For the very first time, thanks to the'Life Competence' database, a truly holistic picture of EU funding from between 2001-2006 under the Sixth European Research Framework Programme (FP6) in Health Research is now possible.
The database allows an unprecedented amount of transparency into the EU-funded projects and the institutions that carry out the projects. According to a recent statistic published by Eurobarometer, 70% of Europeans expressed an interest in health research. This database goes a long way therefore in satiating their needs.
Another important aspect is that it also contributes to European competetiveness and knowledge sharing. By including all projects funded and their participants, it becomes a one-stop-shop for companies, academic institutions and NGOs to find out what is occuring and who is involved. If something sparks their interest, they can then contact those involved.
This links in with the EU's objective of supporting competitiveness by increasing the opportunities for linkages between academia and clinicians with industry, and especially with small and medium-sized enterprises (SMEs). As it currently stands, a majority of partners in the programme are academic. If their research is to be transformed into commerciable results, industry needs to be involved.
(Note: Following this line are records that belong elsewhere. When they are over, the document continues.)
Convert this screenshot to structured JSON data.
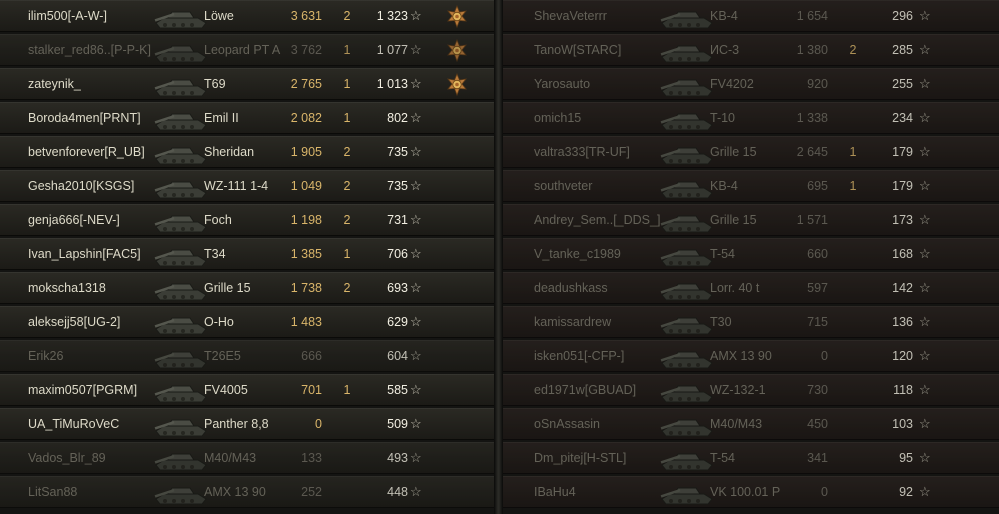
{
  "left_team": [
    {
      "player": "ilim500[-A-W-]",
      "tank": "Löwe",
      "damage": "3 631",
      "kills": "2",
      "xp": "1 323",
      "medal": true,
      "dead": false
    },
    {
      "player": "stalker_red86..[P-P-K]",
      "tank": "Leopard PT A",
      "damage": "3 762",
      "kills": "1",
      "xp": "1 077",
      "medal": true,
      "dead": true
    },
    {
      "player": "zateynik_",
      "tank": "T69",
      "damage": "2 765",
      "kills": "1",
      "xp": "1 013",
      "medal": true,
      "dead": false
    },
    {
      "player": "Boroda4men[PRNT]",
      "tank": "Emil II",
      "damage": "2 082",
      "kills": "1",
      "xp": "802",
      "medal": false,
      "dead": false
    },
    {
      "player": "betvenforever[R_UB]",
      "tank": "Sheridan",
      "damage": "1 905",
      "kills": "2",
      "xp": "735",
      "medal": false,
      "dead": false
    },
    {
      "player": "Gesha2010[KSGS]",
      "tank": "WZ-111 1-4",
      "damage": "1 049",
      "kills": "2",
      "xp": "735",
      "medal": false,
      "dead": false
    },
    {
      "player": "genja666[-NEV-]",
      "tank": "Foch",
      "damage": "1 198",
      "kills": "2",
      "xp": "731",
      "medal": false,
      "dead": false
    },
    {
      "player": "Ivan_Lapshin[FAC5]",
      "tank": "T34",
      "damage": "1 385",
      "kills": "1",
      "xp": "706",
      "medal": false,
      "dead": false
    },
    {
      "player": "mokscha1318",
      "tank": "Grille 15",
      "damage": "1 738",
      "kills": "2",
      "xp": "693",
      "medal": false,
      "dead": false
    },
    {
      "player": "aleksejj58[UG-2]",
      "tank": "O-Ho",
      "damage": "1 483",
      "kills": "",
      "xp": "629",
      "medal": false,
      "dead": false
    },
    {
      "player": "Erik26",
      "tank": "T26E5",
      "damage": "666",
      "kills": "",
      "xp": "604",
      "medal": false,
      "dead": true
    },
    {
      "player": "maxim0507[PGRM]",
      "tank": "FV4005",
      "damage": "701",
      "kills": "1",
      "xp": "585",
      "medal": false,
      "dead": false
    },
    {
      "player": "UA_TiMuRoVeC",
      "tank": "Panther 8,8",
      "damage": "0",
      "kills": "",
      "xp": "509",
      "medal": false,
      "dead": false
    },
    {
      "player": "Vados_Blr_89",
      "tank": "M40/M43",
      "damage": "133",
      "kills": "",
      "xp": "493",
      "medal": false,
      "dead": true
    },
    {
      "player": "LitSan88",
      "tank": "AMX 13 90",
      "damage": "252",
      "kills": "",
      "xp": "448",
      "medal": false,
      "dead": true
    }
  ],
  "right_team": [
    {
      "player": "ShevaVeterrr",
      "tank": "KB-4",
      "damage": "1 654",
      "kills": "",
      "xp": "296",
      "medal": false,
      "dead": true
    },
    {
      "player": "TanoW[STARC]",
      "tank": "ИС-3",
      "damage": "1 380",
      "kills": "2",
      "xp": "285",
      "medal": false,
      "dead": true
    },
    {
      "player": "Yarosauto",
      "tank": "FV4202",
      "damage": "920",
      "kills": "",
      "xp": "255",
      "medal": false,
      "dead": true
    },
    {
      "player": "omich15",
      "tank": "T-10",
      "damage": "1 338",
      "kills": "",
      "xp": "234",
      "medal": false,
      "dead": true
    },
    {
      "player": "valtra333[TR-UF]",
      "tank": "Grille 15",
      "damage": "2 645",
      "kills": "1",
      "xp": "179",
      "medal": false,
      "dead": true
    },
    {
      "player": "southveter",
      "tank": "KB-4",
      "damage": "695",
      "kills": "1",
      "xp": "179",
      "medal": false,
      "dead": true
    },
    {
      "player": "Andrey_Sem..[_DDS_]",
      "tank": "Grille 15",
      "damage": "1 571",
      "kills": "",
      "xp": "173",
      "medal": false,
      "dead": true
    },
    {
      "player": "V_tanke_c1989",
      "tank": "T-54",
      "damage": "660",
      "kills": "",
      "xp": "168",
      "medal": false,
      "dead": true
    },
    {
      "player": "deadushkass",
      "tank": "Lorr. 40 t",
      "damage": "597",
      "kills": "",
      "xp": "142",
      "medal": false,
      "dead": true
    },
    {
      "player": "kamissardrew",
      "tank": "T30",
      "damage": "715",
      "kills": "",
      "xp": "136",
      "medal": false,
      "dead": true
    },
    {
      "player": "isken051[-CFP-]",
      "tank": "AMX 13 90",
      "damage": "0",
      "kills": "",
      "xp": "120",
      "medal": false,
      "dead": true
    },
    {
      "player": "ed1971w[GBUAD]",
      "tank": "WZ-132-1",
      "damage": "730",
      "kills": "",
      "xp": "118",
      "medal": false,
      "dead": true
    },
    {
      "player": "oSnAssasin",
      "tank": "M40/M43",
      "damage": "450",
      "kills": "",
      "xp": "103",
      "medal": false,
      "dead": true
    },
    {
      "player": "Dm_pitej[H-STL]",
      "tank": "T-54",
      "damage": "341",
      "kills": "",
      "xp": "95",
      "medal": false,
      "dead": true
    },
    {
      "player": "IBaHu4",
      "tank": "VK 100.01 P",
      "damage": "0",
      "kills": "",
      "xp": "92",
      "medal": false,
      "dead": true
    }
  ],
  "icons": {
    "xp": "star-icon",
    "tank": "tank-silhouette-icon",
    "medal": "medal-icon"
  },
  "colors": {
    "damage": "#d9b56a",
    "xp": "#f2efe2",
    "player": "#dedbc9",
    "dead_text": "#7b786c"
  }
}
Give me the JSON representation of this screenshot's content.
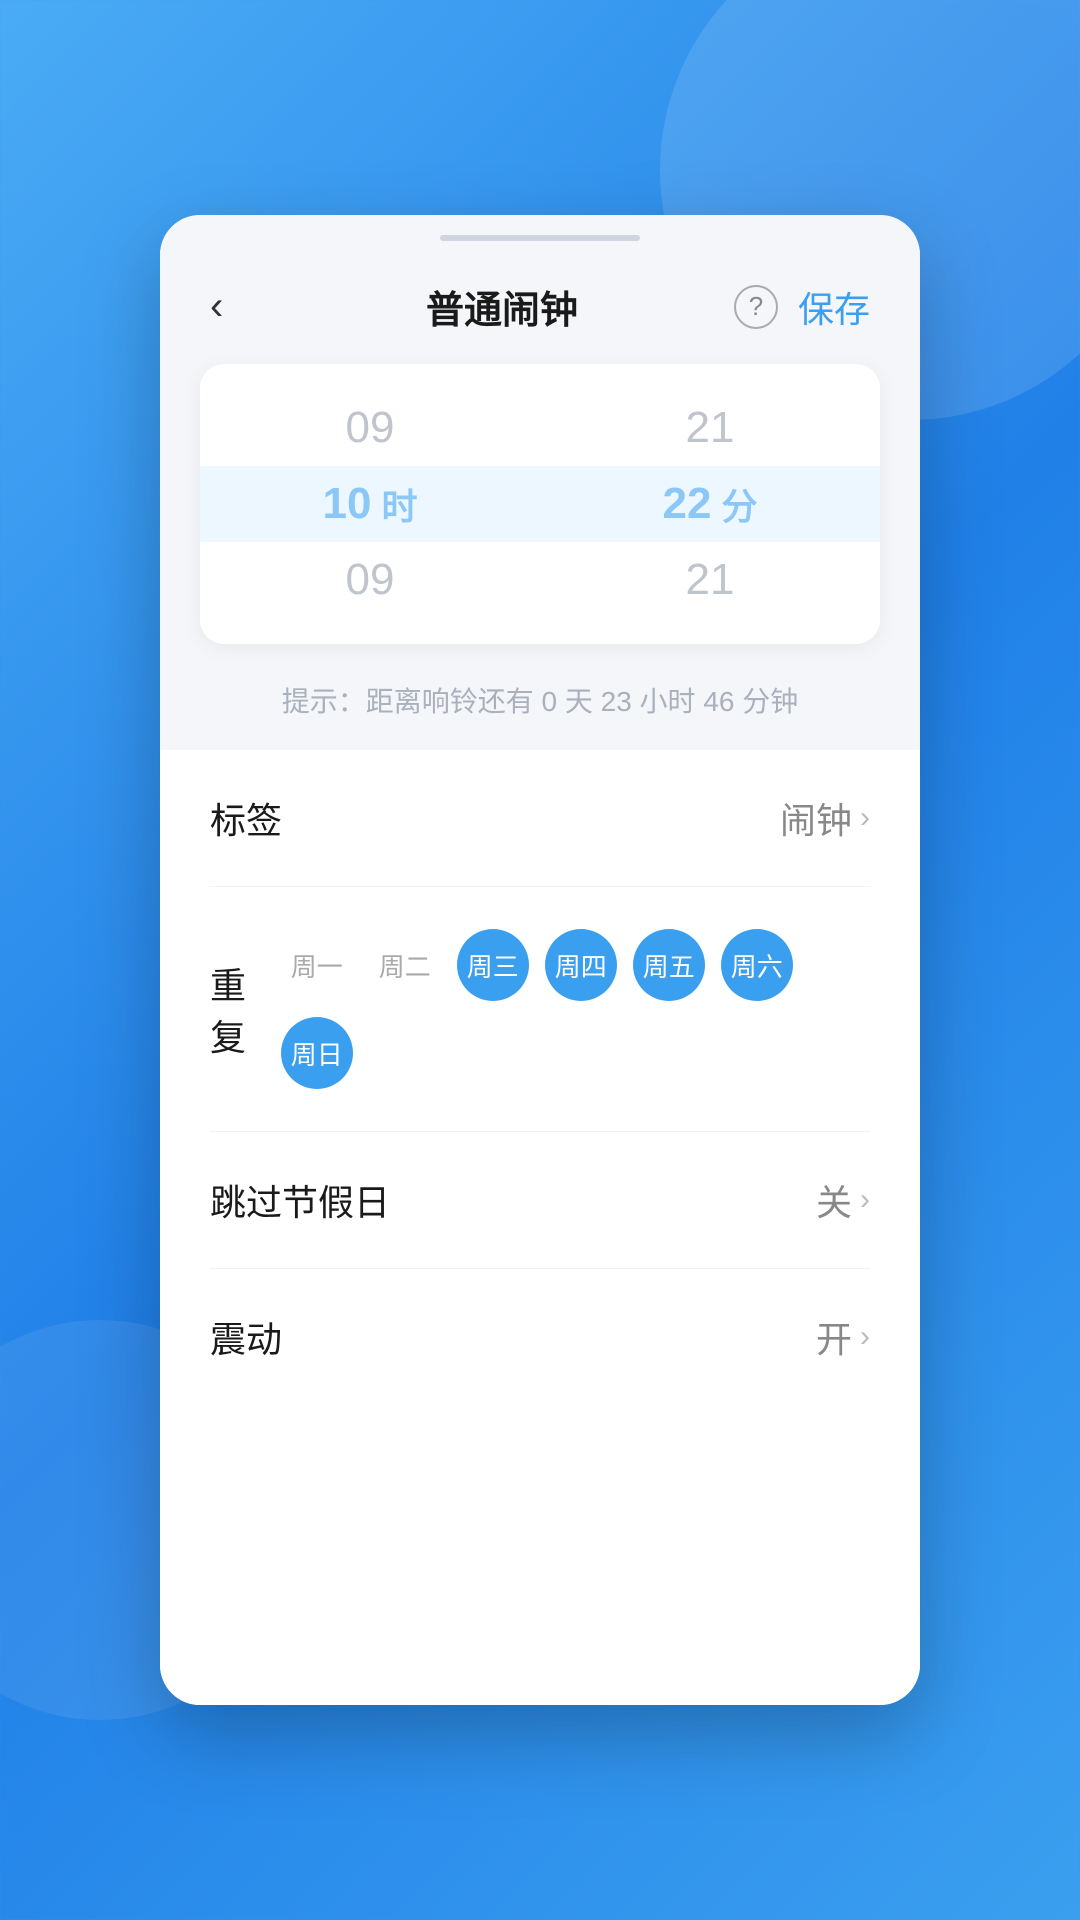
{
  "background": {
    "gradient_start": "#4AABF5",
    "gradient_end": "#2080E8"
  },
  "header": {
    "back_label": "‹",
    "title": "普通闹钟",
    "help_icon": "?",
    "save_label": "保存"
  },
  "time_picker": {
    "hour_above": "09",
    "hour_selected": "10",
    "hour_below": "09",
    "hour_unit": "时",
    "minute_above": "21",
    "minute_selected": "22",
    "minute_below": "21",
    "minute_unit": "分"
  },
  "hint": {
    "text": "提示：距离响铃还有 0 天 23 小时 46 分钟"
  },
  "settings": {
    "label_label": "标签",
    "label_value": "闹钟",
    "repeat_label": "重复",
    "days": [
      {
        "label": "周一",
        "active": false
      },
      {
        "label": "周二",
        "active": false
      },
      {
        "label": "周三",
        "active": true
      },
      {
        "label": "周四",
        "active": true
      },
      {
        "label": "周五",
        "active": true
      },
      {
        "label": "周六",
        "active": true
      },
      {
        "label": "周日",
        "active": true
      }
    ],
    "holiday_label": "跳过节假日",
    "holiday_value": "关",
    "vibrate_label": "震动",
    "vibrate_value": "开"
  }
}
This database goes someway to achieving this objective.
The 'Life Competence' database has been implemented by AVEDAS AG, Germany, Karolinska Institutet, Sweden and EuropaBio, Belgium and covers all health research projects funded under FP6. The budget was divided between a number of diverse research areas. Approximately 50% of the projects and budget was dedicated to disease-oriented research areas.
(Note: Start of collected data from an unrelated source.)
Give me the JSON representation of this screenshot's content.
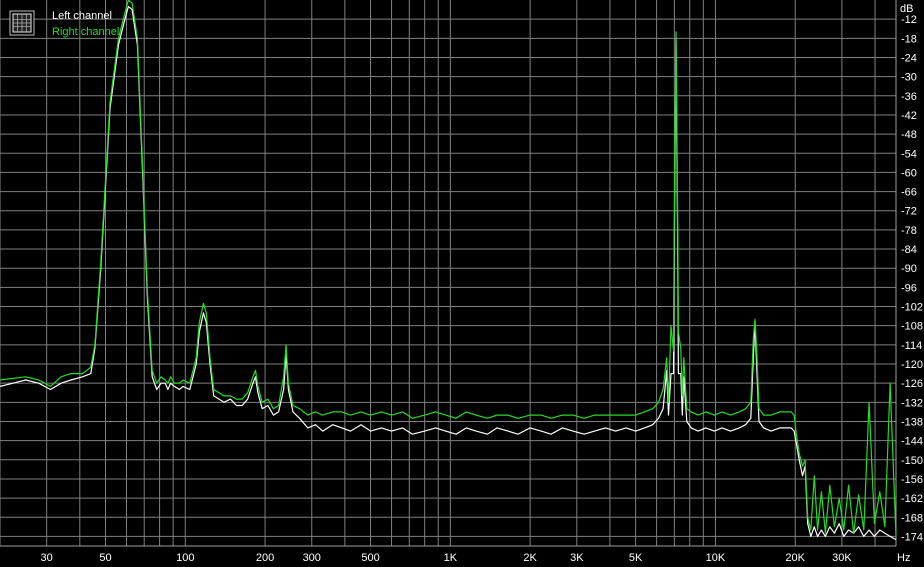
{
  "chart_data": {
    "type": "line",
    "title": "",
    "xlabel": "Hz",
    "ylabel": "dB",
    "x_scale": "log",
    "xlim": [
      20,
      48000
    ],
    "ylim": [
      -177,
      -6
    ],
    "grid": true,
    "legend_position": "top-left",
    "legend_icon": "spectrum-grid-icon",
    "x_ticks": [
      {
        "value": 30,
        "label": "30"
      },
      {
        "value": 50,
        "label": "50"
      },
      {
        "value": 100,
        "label": "100"
      },
      {
        "value": 200,
        "label": "200"
      },
      {
        "value": 300,
        "label": "300"
      },
      {
        "value": 500,
        "label": "500"
      },
      {
        "value": 1000,
        "label": "1K"
      },
      {
        "value": 2000,
        "label": "2K"
      },
      {
        "value": 3000,
        "label": "3K"
      },
      {
        "value": 5000,
        "label": "5K"
      },
      {
        "value": 10000,
        "label": "10K"
      },
      {
        "value": 20000,
        "label": "20K"
      },
      {
        "value": 30000,
        "label": "30K"
      }
    ],
    "y_ticks": [
      -12,
      -18,
      -24,
      -30,
      -36,
      -42,
      -48,
      -54,
      -60,
      -66,
      -72,
      -78,
      -84,
      -90,
      -96,
      -102,
      -108,
      -114,
      -120,
      -126,
      -132,
      -138,
      -144,
      -150,
      -156,
      -162,
      -168,
      -174
    ],
    "background_color": "#000000",
    "grid_color": "#808080",
    "series": [
      {
        "name": "Left channel",
        "color": "#ffffff",
        "points": [
          [
            20,
            -127
          ],
          [
            25,
            -125
          ],
          [
            28,
            -126
          ],
          [
            31,
            -128
          ],
          [
            34,
            -126
          ],
          [
            37,
            -125
          ],
          [
            41,
            -124
          ],
          [
            44,
            -123
          ],
          [
            45.6,
            -115
          ],
          [
            48,
            -90
          ],
          [
            52,
            -40
          ],
          [
            56,
            -20
          ],
          [
            58.8,
            -13
          ],
          [
            61,
            -8
          ],
          [
            63,
            -9
          ],
          [
            66,
            -20
          ],
          [
            69,
            -60
          ],
          [
            72,
            -100
          ],
          [
            75,
            -124
          ],
          [
            78,
            -128
          ],
          [
            81,
            -126
          ],
          [
            84,
            -126
          ],
          [
            86,
            -128
          ],
          [
            88,
            -126
          ],
          [
            91,
            -127
          ],
          [
            95,
            -128
          ],
          [
            98,
            -127
          ],
          [
            104,
            -128
          ],
          [
            110,
            -120
          ],
          [
            113,
            -110
          ],
          [
            117,
            -104
          ],
          [
            120,
            -107
          ],
          [
            124,
            -120
          ],
          [
            128,
            -130
          ],
          [
            134,
            -131
          ],
          [
            140,
            -132
          ],
          [
            148,
            -131
          ],
          [
            156,
            -133
          ],
          [
            164,
            -133
          ],
          [
            172,
            -131
          ],
          [
            180,
            -126
          ],
          [
            184,
            -124
          ],
          [
            188,
            -129
          ],
          [
            195,
            -134
          ],
          [
            205,
            -133
          ],
          [
            215,
            -136
          ],
          [
            225,
            -135
          ],
          [
            235,
            -128
          ],
          [
            240,
            -117
          ],
          [
            245,
            -128
          ],
          [
            255,
            -135
          ],
          [
            270,
            -137
          ],
          [
            290,
            -140
          ],
          [
            310,
            -139
          ],
          [
            330,
            -141
          ],
          [
            360,
            -139
          ],
          [
            390,
            -140
          ],
          [
            420,
            -141
          ],
          [
            460,
            -139
          ],
          [
            500,
            -141
          ],
          [
            550,
            -140
          ],
          [
            600,
            -141
          ],
          [
            660,
            -140
          ],
          [
            720,
            -142
          ],
          [
            800,
            -141
          ],
          [
            880,
            -140
          ],
          [
            960,
            -141
          ],
          [
            1050,
            -142
          ],
          [
            1150,
            -140
          ],
          [
            1250,
            -141
          ],
          [
            1380,
            -142
          ],
          [
            1500,
            -140
          ],
          [
            1650,
            -141
          ],
          [
            1800,
            -142
          ],
          [
            2000,
            -140
          ],
          [
            2200,
            -141
          ],
          [
            2400,
            -142
          ],
          [
            2650,
            -140
          ],
          [
            2900,
            -141
          ],
          [
            3200,
            -142
          ],
          [
            3500,
            -141
          ],
          [
            3850,
            -140
          ],
          [
            4200,
            -141
          ],
          [
            4600,
            -140
          ],
          [
            5000,
            -141
          ],
          [
            5400,
            -140
          ],
          [
            5800,
            -139
          ],
          [
            6100,
            -137
          ],
          [
            6350,
            -134
          ],
          [
            6550,
            -122
          ],
          [
            6650,
            -136
          ],
          [
            6800,
            -123
          ],
          [
            6950,
            -123
          ],
          [
            7000,
            -80
          ],
          [
            7100,
            -18
          ],
          [
            7200,
            -80
          ],
          [
            7250,
            -123
          ],
          [
            7400,
            -123
          ],
          [
            7500,
            -136
          ],
          [
            7600,
            -124
          ],
          [
            7800,
            -138
          ],
          [
            8100,
            -140
          ],
          [
            8600,
            -141
          ],
          [
            9200,
            -140
          ],
          [
            9900,
            -141
          ],
          [
            10600,
            -140
          ],
          [
            11400,
            -141
          ],
          [
            12300,
            -140
          ],
          [
            13000,
            -139
          ],
          [
            13600,
            -137
          ],
          [
            13900,
            -118
          ],
          [
            14100,
            -107
          ],
          [
            14300,
            -120
          ],
          [
            14600,
            -138
          ],
          [
            15200,
            -140
          ],
          [
            16200,
            -141
          ],
          [
            17500,
            -140
          ],
          [
            18500,
            -140
          ],
          [
            19300,
            -140
          ],
          [
            19800,
            -141
          ],
          [
            20200,
            -145
          ],
          [
            20700,
            -150
          ],
          [
            21300,
            -155
          ],
          [
            21800,
            -152
          ],
          [
            22300,
            -170
          ],
          [
            22900,
            -174
          ],
          [
            23600,
            -171
          ],
          [
            24300,
            -174
          ],
          [
            25100,
            -172
          ],
          [
            26000,
            -174
          ],
          [
            27000,
            -171
          ],
          [
            28100,
            -173
          ],
          [
            29300,
            -170
          ],
          [
            30500,
            -174
          ],
          [
            31800,
            -172
          ],
          [
            33200,
            -173
          ],
          [
            34700,
            -171
          ],
          [
            36300,
            -174
          ],
          [
            38000,
            -172
          ],
          [
            39800,
            -174
          ],
          [
            41700,
            -172
          ],
          [
            43600,
            -173
          ],
          [
            45600,
            -174
          ],
          [
            48000,
            -175
          ]
        ]
      },
      {
        "name": "Right channel",
        "color": "#22dd22",
        "points": [
          [
            20,
            -125
          ],
          [
            25,
            -124
          ],
          [
            28,
            -125
          ],
          [
            31,
            -127
          ],
          [
            34,
            -124
          ],
          [
            37,
            -123
          ],
          [
            41,
            -123
          ],
          [
            44,
            -121
          ],
          [
            45.6,
            -114
          ],
          [
            48,
            -88
          ],
          [
            52,
            -38
          ],
          [
            56,
            -18
          ],
          [
            58.8,
            -11
          ],
          [
            61,
            -6
          ],
          [
            63,
            -7
          ],
          [
            66,
            -18
          ],
          [
            69,
            -58
          ],
          [
            72,
            -98
          ],
          [
            75,
            -122
          ],
          [
            78,
            -126
          ],
          [
            81,
            -124
          ],
          [
            84,
            -125
          ],
          [
            86,
            -126
          ],
          [
            88,
            -124
          ],
          [
            91,
            -126
          ],
          [
            95,
            -126
          ],
          [
            98,
            -125
          ],
          [
            104,
            -126
          ],
          [
            110,
            -118
          ],
          [
            113,
            -107
          ],
          [
            117,
            -101
          ],
          [
            120,
            -104
          ],
          [
            124,
            -118
          ],
          [
            128,
            -128
          ],
          [
            134,
            -129
          ],
          [
            140,
            -130
          ],
          [
            148,
            -130
          ],
          [
            156,
            -131
          ],
          [
            164,
            -131
          ],
          [
            172,
            -129
          ],
          [
            180,
            -124
          ],
          [
            184,
            -122
          ],
          [
            188,
            -127
          ],
          [
            195,
            -132
          ],
          [
            205,
            -131
          ],
          [
            215,
            -134
          ],
          [
            225,
            -133
          ],
          [
            235,
            -124
          ],
          [
            240,
            -114
          ],
          [
            245,
            -126
          ],
          [
            255,
            -133
          ],
          [
            270,
            -134
          ],
          [
            290,
            -136
          ],
          [
            310,
            -135
          ],
          [
            330,
            -136
          ],
          [
            360,
            -135
          ],
          [
            390,
            -135
          ],
          [
            420,
            -136
          ],
          [
            460,
            -135
          ],
          [
            500,
            -136
          ],
          [
            550,
            -135
          ],
          [
            600,
            -136
          ],
          [
            660,
            -135
          ],
          [
            720,
            -137
          ],
          [
            800,
            -136
          ],
          [
            880,
            -135
          ],
          [
            960,
            -136
          ],
          [
            1050,
            -137
          ],
          [
            1150,
            -135
          ],
          [
            1250,
            -136
          ],
          [
            1380,
            -137
          ],
          [
            1500,
            -136
          ],
          [
            1650,
            -136
          ],
          [
            1800,
            -137
          ],
          [
            2000,
            -136
          ],
          [
            2200,
            -136
          ],
          [
            2400,
            -137
          ],
          [
            2650,
            -136
          ],
          [
            2900,
            -136
          ],
          [
            3200,
            -137
          ],
          [
            3500,
            -136
          ],
          [
            3850,
            -136
          ],
          [
            4200,
            -136
          ],
          [
            4600,
            -136
          ],
          [
            5000,
            -136
          ],
          [
            5400,
            -135
          ],
          [
            5800,
            -134
          ],
          [
            6100,
            -132
          ],
          [
            6350,
            -128
          ],
          [
            6550,
            -118
          ],
          [
            6650,
            -132
          ],
          [
            6800,
            -108
          ],
          [
            6950,
            -116
          ],
          [
            7000,
            -70
          ],
          [
            7100,
            -16
          ],
          [
            7200,
            -70
          ],
          [
            7250,
            -110
          ],
          [
            7400,
            -115
          ],
          [
            7500,
            -130
          ],
          [
            7600,
            -118
          ],
          [
            7800,
            -134
          ],
          [
            8100,
            -135
          ],
          [
            8600,
            -136
          ],
          [
            9200,
            -135
          ],
          [
            9900,
            -136
          ],
          [
            10600,
            -135
          ],
          [
            11400,
            -136
          ],
          [
            12300,
            -135
          ],
          [
            13000,
            -134
          ],
          [
            13600,
            -132
          ],
          [
            13900,
            -112
          ],
          [
            14100,
            -106
          ],
          [
            14300,
            -115
          ],
          [
            14600,
            -134
          ],
          [
            15200,
            -136
          ],
          [
            16200,
            -136
          ],
          [
            17500,
            -135
          ],
          [
            18500,
            -135
          ],
          [
            19300,
            -135
          ],
          [
            19800,
            -136
          ],
          [
            20200,
            -142
          ],
          [
            20700,
            -148
          ],
          [
            21300,
            -152
          ],
          [
            21800,
            -150
          ],
          [
            22300,
            -168
          ],
          [
            22900,
            -172
          ],
          [
            23600,
            -155
          ],
          [
            24300,
            -172
          ],
          [
            25100,
            -160
          ],
          [
            26000,
            -173
          ],
          [
            27000,
            -158
          ],
          [
            28100,
            -171
          ],
          [
            29300,
            -162
          ],
          [
            30500,
            -172
          ],
          [
            31800,
            -158
          ],
          [
            33200,
            -173
          ],
          [
            34700,
            -161
          ],
          [
            36300,
            -172
          ],
          [
            38000,
            -132
          ],
          [
            39800,
            -170
          ],
          [
            41700,
            -160
          ],
          [
            43600,
            -171
          ],
          [
            45600,
            -126
          ],
          [
            48000,
            -174
          ]
        ]
      }
    ]
  }
}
A total of 123 projects were completely dedicated to cancer research, making it by far the area which received the most support. Statistically they made up 18% of all projects and 22% of the budget, which translates into EUR 539 million. Other research areas included AIDS/HIV, stem cell research, diabetes, diagnostics, vaccines and drug design.
The database also allows visitors to view how funding is being allocated and how the EU’s international cooperation goals are being met. Under FP6, approximately 6% of partners came from the 12 new EU Member States while a further 7% of partners came from the states associated to the EU with science and technology cooperation agreements that involved contributing to the framework programme budget.
Looking further afield, 5% of partners in health projects came from countries outside Europe and its associated states. These mainly came from China, Russia, the US and South Africa. The databse has an easy-to-use menu and search system that allows users to choose what they want to search for, ranging from broad searches in International Cooperation, or according to thematic area or more specifically, where they can search for a specific topic.